Sure, and if you treat them all as `undefined`/bottom then you get CPO semantics. Usually "Exception" still refers to `Control.Exception.SomeException` and `error` is bottom.
Catching "undefined" from pure code is the danger that leads to massively confusing semantics—it breaks down the "value" concept badly. The `spoon` library is a great example of this and it's scary to see it in places. That said, it's not terrible for wrapping up foreign code that isn't quite unsafe enough to need "IO" treatment.
The best usage of "error" is to mark completely impossible situations. These show up easily when you do dependently typed stuff with GADTs, but can also exist due to various algorithm invariants.
Well written Haskell code pushes as much of the business rules as possible into the type system. It uses the type system as a tool to keep you from forgetting to check corner cases or prevent you from creating states that make no sense in the context of business rules.
The canonical example here is using a distinct type that can only be produced by conversion functions to ensure that user input is always escaped correctly on it's way to the database or a web page. Code that fails to perform this escaping won't just send dangerous data somewhere, it will fail to compile. With care, the same can be done for ensuring business rules are also observed. In many ways the distinct-types-with-conversion-functions pattern is the tip of the iceberg here.
It's obviously possible to not do this, but that's a bit like using a database by shoving all of your data into one giant string then complaining that the database doesn't help you with anything.
There is a big difference between static and dynamic checking. In a statically checked language like Haskell the error is guaranteed to be caught at compile time rather than maybe being caught runtime.
It can be, yes, but it's easier to do so in Haskell. Some of the compiler extensions allow you to push truly crazy invariants through type checking.

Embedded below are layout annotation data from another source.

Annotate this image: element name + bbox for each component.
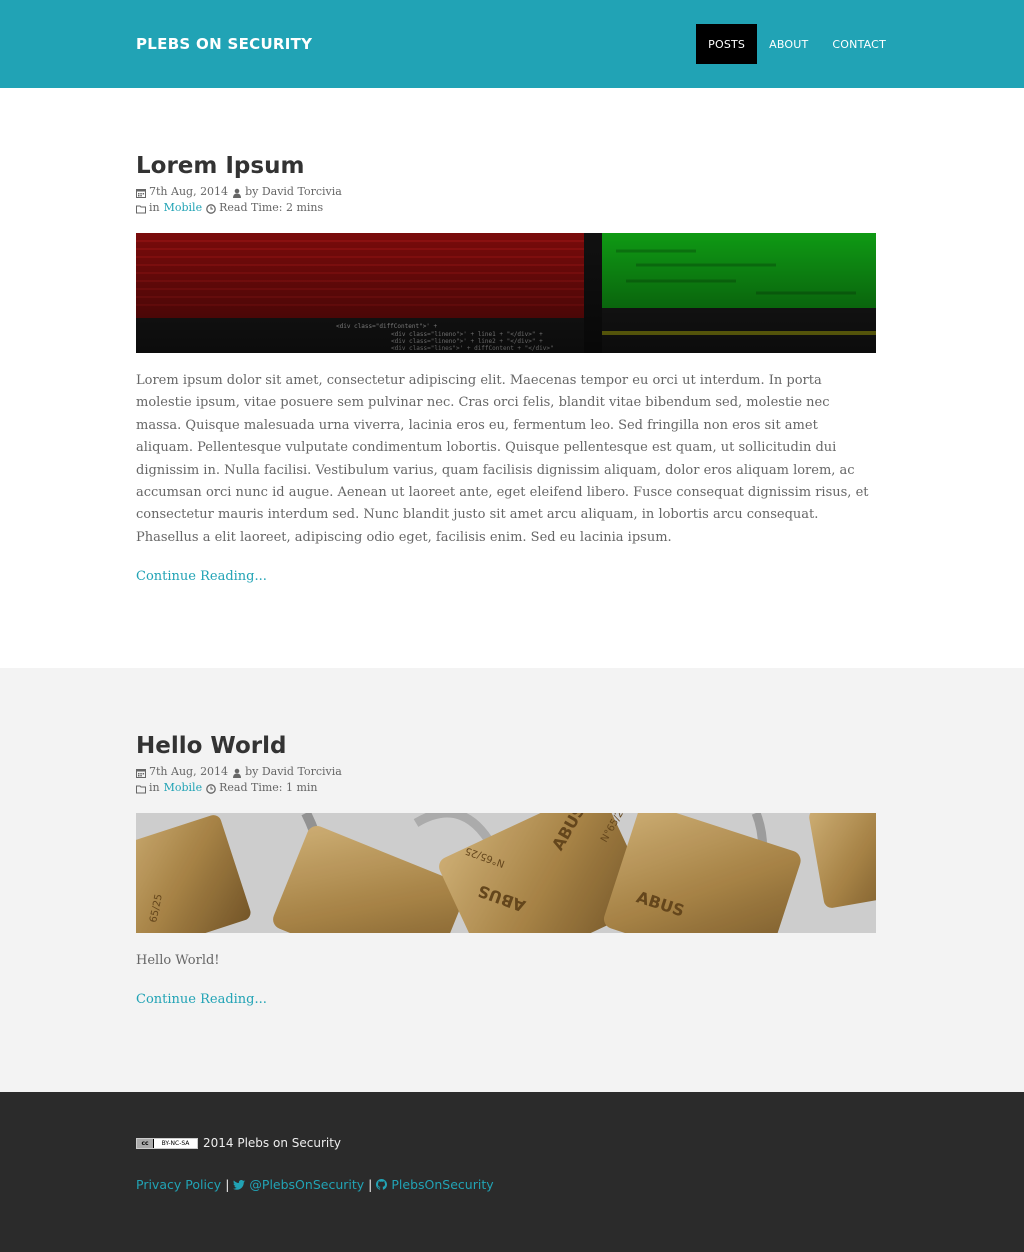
nav-posts[interactable]: POSTS	[696, 24, 758, 64]
post-content: Hello World 7th Aug, 2014 by David Torci…	[136, 731, 876, 1007]
post-meta-category: in Mobile Read Time: 1 min	[136, 780, 876, 796]
post-author: by David Torcivia	[245, 185, 342, 198]
post-excerpt: Lorem ipsum dolor sit amet, consectetur …	[136, 373, 869, 545]
calendar-icon	[136, 767, 146, 778]
folder-icon	[136, 203, 146, 214]
cc-license-badge[interactable]: cc BY-NC-SA	[136, 1137, 198, 1149]
post-author: by David Torcivia	[245, 765, 342, 778]
github-icon	[376, 1179, 388, 1190]
copyright-line: cc BY-NC-SA 2014 Plebs on Security	[136, 1136, 341, 1150]
post-title[interactable]: Hello World	[136, 731, 876, 761]
post-meta-category: in Mobile Read Time: 2 mins	[136, 200, 876, 216]
copyright-text: 2014 Plebs on Security	[203, 1136, 342, 1150]
continue-reading-link[interactable]: Continue Reading...	[136, 569, 267, 584]
post-in-label: in	[149, 781, 160, 794]
post-read-time: Read Time: 2 mins	[219, 201, 324, 214]
post-meta-date: 7th Aug, 2014 by David Torcivia	[136, 184, 876, 200]
twitter-icon	[233, 1179, 246, 1190]
user-icon	[232, 767, 242, 778]
footer-links: Privacy Policy | @PlebsOnSecurity | Pleb…	[136, 1177, 494, 1192]
post-excerpt: Hello World!	[136, 953, 220, 968]
user-icon	[232, 187, 242, 198]
post-read-time: Read Time: 1 min	[219, 781, 318, 794]
site-brand[interactable]: PLEBS ON SECURITY	[136, 35, 312, 53]
post-banner-image-padlocks[interactable]: ABUS ABUS ABUS N°65/25 N°65/25 65/25	[136, 813, 876, 933]
main-nav: POSTS ABOUT CONTACT	[696, 24, 898, 64]
site-footer: cc BY-NC-SA 2014 Plebs on Security Priva…	[0, 1092, 1024, 1252]
post-hello-world: Hello World 7th Aug, 2014 by David Torci…	[0, 668, 1024, 1092]
post-content: Lorem Ipsum 7th Aug, 2014 by David Torci…	[136, 151, 876, 584]
github-link[interactable]: PlebsOnSecurity	[376, 1177, 494, 1192]
privacy-policy-link[interactable]: Privacy Policy	[136, 1177, 221, 1192]
clock-icon	[206, 203, 216, 214]
post-in-label: in	[149, 201, 160, 214]
post-date: 7th Aug, 2014	[149, 185, 229, 198]
continue-reading-link[interactable]: Continue Reading...	[136, 992, 267, 1007]
link-separator: |	[225, 1177, 230, 1192]
site-header: PLEBS ON SECURITY POSTS ABOUT CONTACT	[0, 0, 1024, 88]
post-date: 7th Aug, 2014	[149, 765, 229, 778]
post-category-link[interactable]: Mobile	[164, 200, 202, 216]
post-category-link[interactable]: Mobile	[164, 780, 202, 796]
post-lorem-ipsum: Lorem Ipsum 7th Aug, 2014 by David Torci…	[0, 88, 1024, 668]
twitter-link[interactable]: @PlebsOnSecurity	[233, 1177, 364, 1192]
post-banner-image-code[interactable]: <div class="diffContent">' + <div class=…	[136, 233, 876, 353]
calendar-icon	[136, 187, 146, 198]
nav-about[interactable]: ABOUT	[757, 24, 820, 64]
link-separator: |	[368, 1177, 373, 1192]
folder-icon	[136, 783, 146, 794]
post-meta-date: 7th Aug, 2014 by David Torcivia	[136, 764, 876, 780]
clock-icon	[206, 783, 216, 794]
nav-contact[interactable]: CONTACT	[820, 24, 898, 64]
post-title[interactable]: Lorem Ipsum	[136, 151, 876, 181]
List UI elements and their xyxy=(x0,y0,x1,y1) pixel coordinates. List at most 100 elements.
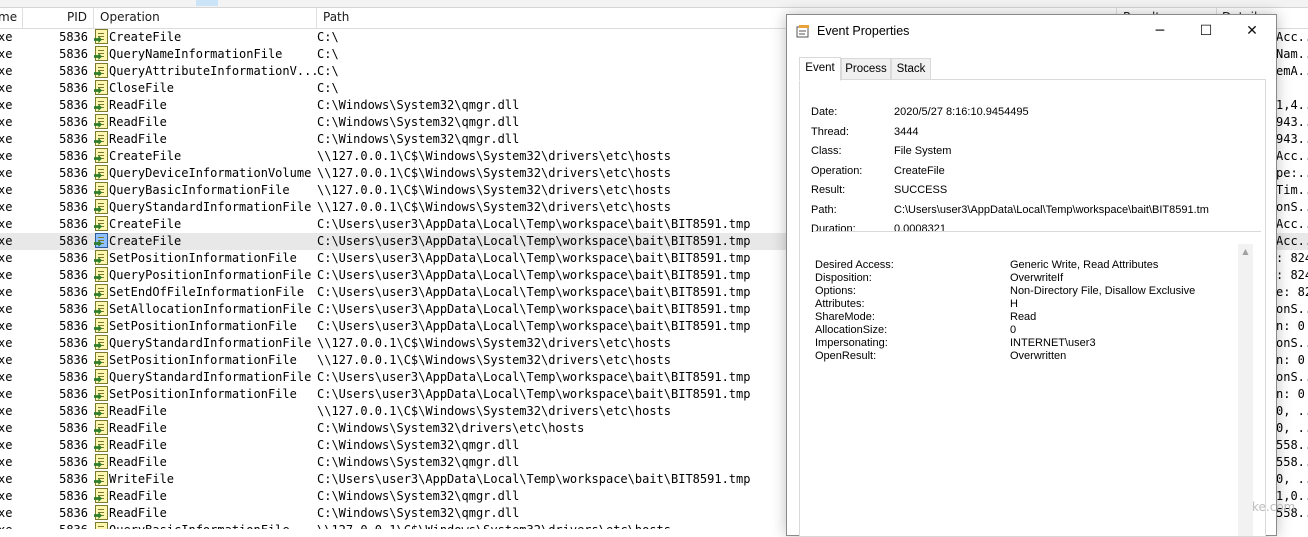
tab-event[interactable]: Event xyxy=(799,57,841,81)
row-pid: 5836 xyxy=(59,268,88,282)
row-operation: QueryDeviceInformationVolume xyxy=(109,166,312,180)
row-process-name: xe xyxy=(0,472,13,486)
row-path: C:\Users\user3\AppData\Local\Temp\worksp… xyxy=(317,285,751,299)
row-operation: SetPositionInformationFile xyxy=(109,387,297,401)
detail-label: Impersonating: xyxy=(815,337,888,349)
row-pid: 5836 xyxy=(59,64,88,78)
tab-process[interactable]: Process xyxy=(841,58,891,80)
row-process-name: xe xyxy=(0,353,13,367)
tab-stack[interactable]: Stack xyxy=(891,58,931,80)
row-pid: 5836 xyxy=(59,489,88,503)
row-path: C:\ xyxy=(317,64,339,78)
field-value: 2020/5/27 8:16:10.9454495 xyxy=(894,106,1029,118)
row-process-name: xe xyxy=(0,251,13,265)
field-label: Thread: xyxy=(811,125,849,138)
dialog-titlebar[interactable]: Event Properties ─ ☐ ✕ xyxy=(787,15,1276,47)
event-panel: Date: 2020/5/27 8:16:10.9454495 Thread: 344… xyxy=(799,79,1266,537)
row-path: C:\Users\user3\AppData\Local\Temp\worksp… xyxy=(317,319,751,333)
row-process-name: xe xyxy=(0,183,13,197)
row-path: \\127.0.0.1\C$\Windows\System32\drivers\… xyxy=(317,166,672,180)
row-path: \\127.0.0.1\C$\Windows\System32\drivers\… xyxy=(317,336,672,350)
file-operation-icon xyxy=(94,352,108,367)
field-value: 3444 xyxy=(894,125,919,138)
row-pid: 5836 xyxy=(59,200,88,214)
file-operation-icon xyxy=(94,250,108,265)
row-pid: 5836 xyxy=(59,353,88,367)
row-path: C:\Users\user3\AppData\Local\Temp\worksp… xyxy=(317,234,751,248)
minimize-button[interactable]: ─ xyxy=(1137,15,1183,47)
scroll-up-icon[interactable]: ▲ xyxy=(1238,244,1253,259)
row-process-name: xe xyxy=(0,336,13,350)
row-result: : 824 xyxy=(1276,251,1308,265)
detail-label: Desired Access: xyxy=(815,259,894,271)
row-result: 558... xyxy=(1276,438,1308,452)
file-operation-icon xyxy=(94,369,108,384)
row-process-name: xe xyxy=(0,234,13,248)
row-path: C:\Windows\System32\qmgr.dll xyxy=(317,115,520,129)
field-value: C:\Users\user3\AppData\Local\Temp\worksp… xyxy=(894,203,1209,216)
row-pid: 5836 xyxy=(59,455,88,469)
detail-label: Disposition: xyxy=(815,272,872,284)
row-result: 0, ... xyxy=(1276,404,1308,418)
detail-value: Overwritten xyxy=(1010,350,1067,362)
row-operation: ReadFile xyxy=(109,455,167,469)
row-process-name: xe xyxy=(0,115,13,129)
row-result: : 824 xyxy=(1276,268,1308,282)
row-operation: ReadFile xyxy=(109,421,167,435)
row-pid: 5836 xyxy=(59,234,88,248)
row-operation: SetAllocationInformationFile xyxy=(109,302,312,316)
row-path: C:\Windows\System32\qmgr.dll xyxy=(317,98,520,112)
row-operation: QueryBasicInformationFile xyxy=(109,183,290,197)
maximize-button[interactable]: ☐ xyxy=(1183,15,1229,47)
row-operation: SetPositionInformationFile xyxy=(109,251,297,265)
row-result: Nam... xyxy=(1276,47,1308,61)
row-pid: 5836 xyxy=(59,302,88,316)
row-path: C:\Users\user3\AppData\Local\Temp\worksp… xyxy=(317,387,751,401)
close-button[interactable]: ✕ xyxy=(1229,15,1275,47)
file-operation-icon xyxy=(94,46,108,61)
toolbar-strip xyxy=(0,0,1308,8)
detail-value: 0 xyxy=(1010,324,1017,336)
header-operation[interactable]: Operation xyxy=(100,10,160,24)
row-result: Acc... xyxy=(1276,30,1308,44)
header-separator xyxy=(316,8,317,28)
row-operation: SetEndOfFileInformationFile xyxy=(109,285,305,299)
row-path: C:\Users\user3\AppData\Local\Temp\worksp… xyxy=(317,370,751,384)
row-process-name: xe xyxy=(0,30,13,44)
row-process-name: xe xyxy=(0,404,13,418)
field-value: SUCCESS xyxy=(894,184,948,196)
row-pid: 5836 xyxy=(59,387,88,401)
details-scrollbar[interactable]: ▲ xyxy=(1238,244,1253,536)
detail-value: Read xyxy=(1010,311,1037,323)
detail-value: H xyxy=(1010,298,1018,310)
row-operation: CreateFile xyxy=(109,217,182,231)
row-path: \\127.0.0.1\C$\Windows\System32\drivers\… xyxy=(317,353,672,367)
row-process-name: xe xyxy=(0,217,13,231)
field-label: Duration: xyxy=(811,223,856,235)
file-operation-icon xyxy=(94,505,108,520)
row-process-name: xe xyxy=(0,370,13,384)
file-operation-icon xyxy=(94,471,108,486)
row-path: C:\ xyxy=(317,47,339,61)
row-pid: 5836 xyxy=(59,217,88,231)
row-operation: ReadFile xyxy=(109,404,167,418)
field-value: 0.0008321 xyxy=(894,223,946,235)
row-process-name: xe xyxy=(0,285,13,299)
header-process-name[interactable]: me xyxy=(0,10,17,24)
row-process-name: xe xyxy=(0,523,12,529)
file-operation-icon xyxy=(94,29,108,44)
row-operation: SetPositionInformationFile xyxy=(109,319,297,333)
row-process-name: xe xyxy=(0,387,13,401)
row-operation: ReadFile xyxy=(109,438,167,452)
row-result: onS... xyxy=(1276,336,1308,350)
row-result: Acc... xyxy=(1276,217,1308,231)
row-pid: 5836 xyxy=(59,285,88,299)
row-result: 558... xyxy=(1276,455,1308,469)
row-process-name: xe xyxy=(0,81,13,95)
header-pid[interactable]: PID xyxy=(67,10,87,24)
row-operation: ReadFile xyxy=(109,115,167,129)
row-process-name: xe xyxy=(0,506,13,520)
file-operation-icon xyxy=(94,131,108,146)
row-process-name: xe xyxy=(0,302,13,316)
header-path[interactable]: Path xyxy=(323,10,349,24)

Also, for most dynamic languages, checking the type at runtime goes against the grain of the language. Python or Ruby code that is littered with type checks is often unnecessarily brittle.
In Haskell one typically eschews exceptions in favor of for instance the Error monad, as you don't get a typical stack trace in a lazily evaluated language.
Probably they have experienced some exception during development, but have had no exeptions in productin.
Likely that is referring to the fact that when it crashes, it crashes in a way that can be interesting to debug. I took it as a comment about development vs one about production.
Lazy languages don't have equivalent call stacks as strict languages. However, GHC lets you get a stack trace via profiling. E.g. +RTS -xc flag gives a stack trace.
What strategies did you use to combat the lack of stack traces, especially in production?
I was happy to see that you are fellow Brisbanites. I'm a bit out of the "local loop", is there much of a local Brisbane start-up scene?